--- Quote Start ---
At every iteration of the 2nd loop the value from previous iteration is stored instead of creating a new local variable. Whats going wrong?
--- Quote End ---
Most C compilers, including Altera's emulator, do not actually redefine the scoped variables and keep reusing them. When you are compiling for hardware execution, however, the variable scope will be taken into account. Still, you MUST initialize all your scoped variables. In your code, the first assignment to those two variables is conditional, hence it is possible to get incorrect output if the variable is not assigned any value in the conditional statement, but gets used in the statements after that.
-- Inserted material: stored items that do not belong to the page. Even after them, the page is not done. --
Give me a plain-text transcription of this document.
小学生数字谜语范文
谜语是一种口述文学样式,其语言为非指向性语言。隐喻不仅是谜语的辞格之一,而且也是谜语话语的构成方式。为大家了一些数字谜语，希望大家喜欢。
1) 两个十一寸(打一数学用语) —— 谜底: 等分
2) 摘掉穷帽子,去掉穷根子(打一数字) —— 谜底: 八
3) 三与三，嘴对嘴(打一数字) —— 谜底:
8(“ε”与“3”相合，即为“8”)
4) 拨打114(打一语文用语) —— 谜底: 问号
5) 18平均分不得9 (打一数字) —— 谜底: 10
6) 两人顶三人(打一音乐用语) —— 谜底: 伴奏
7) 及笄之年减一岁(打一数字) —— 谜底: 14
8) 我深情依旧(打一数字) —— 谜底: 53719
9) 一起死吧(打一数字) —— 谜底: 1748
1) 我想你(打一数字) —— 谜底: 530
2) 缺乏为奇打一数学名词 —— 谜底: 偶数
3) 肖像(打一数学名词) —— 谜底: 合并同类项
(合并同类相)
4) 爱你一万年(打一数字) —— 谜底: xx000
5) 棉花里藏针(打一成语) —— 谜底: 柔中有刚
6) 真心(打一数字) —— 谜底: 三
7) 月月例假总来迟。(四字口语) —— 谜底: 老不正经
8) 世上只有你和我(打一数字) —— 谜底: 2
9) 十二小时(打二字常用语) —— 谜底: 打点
Depending on how your algorithm works, this might never happen but still, you should probably make sure lack of initialization on those variables will never cause trouble.
--- Quote Start ---
P.S- In red i have a memory dependency, how i resolve this?
--- Quote End ---
I would guess the "total_gin" variable is implemented using Block RAMs due to its size and since access latency to Block RAMs is NOT one clock cycle, you will get load/sore dependencies. To get single-cycle accesses, you should either use a smaller buffer that can be implemented using registers, or, if your algorithm allows, convert that buffer to a shift register. If none of these can be done, switching to NDRange could help since the initiation interval (II) is adjusted at runtime by the scheduler and hence, could allow better performance compared to the the fixed II in the equivalent single work-item kernel.